Falco | GIOVANNI SPAGNOLI | Maria laura Spagnoli

 "FALCO"

 

Intorno agli anni '50, Falco fece il suo ingresso in casa nostra. Era un magnifico esemplare puro, molto giovane, di lupo siberiano che, pur rientrando nella categoria dei cani da guardia, aveva un'indole dolce e tranquilla.

Era stato preso da cucciolo da alcuni parenti di Roma, ceduto poi ad altri parenti di Amelia, per fare la guardia ad un allevamento di castori che, poi, non aveva avuto seguito. Mia madre lo accolse in casa sua, affidandolo principalmente alle cure di Settimio, un famiglio, figlio di un colono del podere di S. Romana, che provvedeva, insieme al nostro Pietro "tuttofare -con calma-" al disbrigo delle faccende domestiche.

 Falco aveva un appetito proporzionato alla sua grossa taglia e veniva alimentato, a cura di Settimio, con notevoli quantità di cibo -un pappone di carne cotta e riso- che Falco, con la sua lunga lingua, spazzolava dalla ciotola con un rumore che Settimio, arguto ed intelligente, interpretava con le parole "tale e quale, tale e quale, tale e quale", volendo significare che, qualsiasi cosa mangiasse, per Falco non faceva poi una gran differenza.

Pietro non vedeva di buon occhio l'entrata in casa di Falco, abituato com'era alla presenza esclusiva di cani da caccia, utili nell'attività venatoria, che, sola, poteva a suo giudizio giustificare una presenza canina. Gli sembrava inutile e costoso mantenere quel grosso animale e non ne faceva mistero, brontolando, mentre scuoteva la testa: "Che censo, 'sto cane!".

Poiché Settimio lo portava spesso fuori in campagna e si curava di lui in modo continuativo, Falco gli si era particolarmente affezionato.

Ebbe modo di dimostrarglielo nell'episodio che mi accingo a raccontare.

Come tante altre volte, Settimio, insieme al cane, era andato a trovare i suoi parenti a S. Romana, lasciando libero Falco di scorrazzare avanti ed indietro, sapendo che non si sarebbe mai allontanato troppo da lui.

Sulla strada del ritorno, verso il Ponte Grande, quando stava per imboccare la stradina della costa della Valle, Settimio si accorse dell'assenza di Falco.
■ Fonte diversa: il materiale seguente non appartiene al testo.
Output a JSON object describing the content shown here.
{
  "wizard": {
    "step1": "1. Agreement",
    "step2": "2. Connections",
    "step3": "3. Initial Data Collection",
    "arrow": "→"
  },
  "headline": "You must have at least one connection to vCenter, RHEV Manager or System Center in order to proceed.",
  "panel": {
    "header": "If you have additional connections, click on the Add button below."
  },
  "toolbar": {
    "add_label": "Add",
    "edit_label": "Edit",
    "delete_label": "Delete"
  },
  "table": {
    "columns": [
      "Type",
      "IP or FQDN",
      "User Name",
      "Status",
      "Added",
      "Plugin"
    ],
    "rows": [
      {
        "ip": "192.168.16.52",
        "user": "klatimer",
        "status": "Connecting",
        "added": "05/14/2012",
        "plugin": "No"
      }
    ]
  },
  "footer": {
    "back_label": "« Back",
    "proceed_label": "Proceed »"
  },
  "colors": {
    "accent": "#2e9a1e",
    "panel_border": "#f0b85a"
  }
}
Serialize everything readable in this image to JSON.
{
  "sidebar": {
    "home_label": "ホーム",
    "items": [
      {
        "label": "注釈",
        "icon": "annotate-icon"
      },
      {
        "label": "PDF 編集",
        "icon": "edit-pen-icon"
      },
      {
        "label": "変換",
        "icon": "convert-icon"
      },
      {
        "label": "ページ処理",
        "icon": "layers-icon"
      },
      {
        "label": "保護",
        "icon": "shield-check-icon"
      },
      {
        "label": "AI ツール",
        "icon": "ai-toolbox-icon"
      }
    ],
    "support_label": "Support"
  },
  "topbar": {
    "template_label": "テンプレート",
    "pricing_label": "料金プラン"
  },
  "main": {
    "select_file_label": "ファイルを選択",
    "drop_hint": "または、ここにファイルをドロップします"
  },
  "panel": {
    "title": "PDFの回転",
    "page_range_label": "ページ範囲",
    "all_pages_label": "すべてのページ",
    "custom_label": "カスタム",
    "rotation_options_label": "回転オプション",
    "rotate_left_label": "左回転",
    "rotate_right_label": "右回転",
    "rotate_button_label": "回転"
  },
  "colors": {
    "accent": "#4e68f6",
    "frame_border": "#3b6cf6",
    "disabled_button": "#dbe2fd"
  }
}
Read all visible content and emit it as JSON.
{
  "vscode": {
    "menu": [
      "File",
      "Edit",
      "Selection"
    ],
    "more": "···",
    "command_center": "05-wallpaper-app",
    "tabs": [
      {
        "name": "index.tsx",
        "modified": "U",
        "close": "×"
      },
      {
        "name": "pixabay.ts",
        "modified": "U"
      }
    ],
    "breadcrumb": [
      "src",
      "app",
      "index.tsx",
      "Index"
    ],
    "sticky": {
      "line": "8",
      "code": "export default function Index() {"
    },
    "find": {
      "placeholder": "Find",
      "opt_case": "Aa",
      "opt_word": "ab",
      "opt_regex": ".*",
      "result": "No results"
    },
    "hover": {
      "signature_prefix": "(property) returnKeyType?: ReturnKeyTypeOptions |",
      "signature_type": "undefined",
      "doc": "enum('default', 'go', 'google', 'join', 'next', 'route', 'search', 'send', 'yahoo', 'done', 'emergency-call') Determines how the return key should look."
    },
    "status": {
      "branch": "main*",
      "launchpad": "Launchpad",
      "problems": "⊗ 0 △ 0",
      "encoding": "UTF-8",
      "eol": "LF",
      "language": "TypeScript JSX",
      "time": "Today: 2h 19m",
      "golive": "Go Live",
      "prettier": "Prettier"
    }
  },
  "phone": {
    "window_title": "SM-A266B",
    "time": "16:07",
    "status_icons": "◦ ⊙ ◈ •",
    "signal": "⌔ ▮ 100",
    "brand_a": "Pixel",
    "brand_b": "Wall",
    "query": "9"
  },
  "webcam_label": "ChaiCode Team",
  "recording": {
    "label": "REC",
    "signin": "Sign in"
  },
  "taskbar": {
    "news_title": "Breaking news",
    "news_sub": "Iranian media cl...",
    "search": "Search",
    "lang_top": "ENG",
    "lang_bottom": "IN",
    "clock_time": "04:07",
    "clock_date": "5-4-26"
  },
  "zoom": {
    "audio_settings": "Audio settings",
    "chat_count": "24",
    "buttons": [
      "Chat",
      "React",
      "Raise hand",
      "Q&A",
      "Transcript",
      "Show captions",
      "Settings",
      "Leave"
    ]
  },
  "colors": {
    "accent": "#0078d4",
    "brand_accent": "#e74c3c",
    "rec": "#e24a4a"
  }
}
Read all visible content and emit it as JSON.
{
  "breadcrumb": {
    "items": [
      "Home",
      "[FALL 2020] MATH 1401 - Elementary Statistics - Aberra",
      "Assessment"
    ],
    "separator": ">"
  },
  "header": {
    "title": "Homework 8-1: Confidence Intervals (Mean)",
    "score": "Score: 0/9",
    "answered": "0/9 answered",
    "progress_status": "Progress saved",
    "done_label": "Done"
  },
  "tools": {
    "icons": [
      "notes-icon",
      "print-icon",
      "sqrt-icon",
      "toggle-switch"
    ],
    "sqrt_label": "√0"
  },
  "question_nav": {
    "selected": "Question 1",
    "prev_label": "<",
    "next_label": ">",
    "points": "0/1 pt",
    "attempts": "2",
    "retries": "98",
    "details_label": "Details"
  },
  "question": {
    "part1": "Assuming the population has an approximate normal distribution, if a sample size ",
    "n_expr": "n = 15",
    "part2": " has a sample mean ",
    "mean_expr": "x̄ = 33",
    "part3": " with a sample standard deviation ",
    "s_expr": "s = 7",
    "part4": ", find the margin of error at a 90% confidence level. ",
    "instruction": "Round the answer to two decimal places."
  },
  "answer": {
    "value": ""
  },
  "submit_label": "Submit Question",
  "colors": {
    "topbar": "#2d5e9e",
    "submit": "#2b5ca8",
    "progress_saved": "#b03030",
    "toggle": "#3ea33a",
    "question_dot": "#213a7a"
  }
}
Lì per lì, non gli diede molta importanza, pensando che lo avesse preceduto su per la salita. Non vedendolo, cominciò a preoccuparsi, sperando -come non era però sua abitudine- che il cane fosse tornato a casa prima di lui. Giuntovi e non trovandolo, la sua preoccupazione crebbe a dismisura, pensando anche al dispiacere che avrebbe dato a mia madre la perdita del cane.

Non era passato molto tempo dal suo rientro in casa, quando una donna, tutta trafelata, venne a bussare alla porta da basso in cerca di Settimio, perché, in mezzo al Ponte Alvario, un cane, che lei aveva riconosciuto essere Falco, ringhiando, non permetteva a nessuno il transito sul ponticello, tanto che si era formata una certa ressa di persone da una parte e dall'altra dello stesso.

Settimio si precipitò con la maggiore rapidità possibile sul luogo e vide quanto già gli era stato riferito da quella donna.

Avvicinatosi a Falco, che lo accolse scodinzolando, si accorse che, fra le zampe anteriori, teneva una cosa che egli non stentò a riconoscere come il suo portafogli, cadutogli inavvertitamente in quel punto, sulla via del ritorno.

Falco, ricordandosi ad un  tratto della sua vocazione di cane da guardia, aveva dato prova, in quello spettacolare e pittoresco modo, di grande efficienza e indiscussa fedeltà.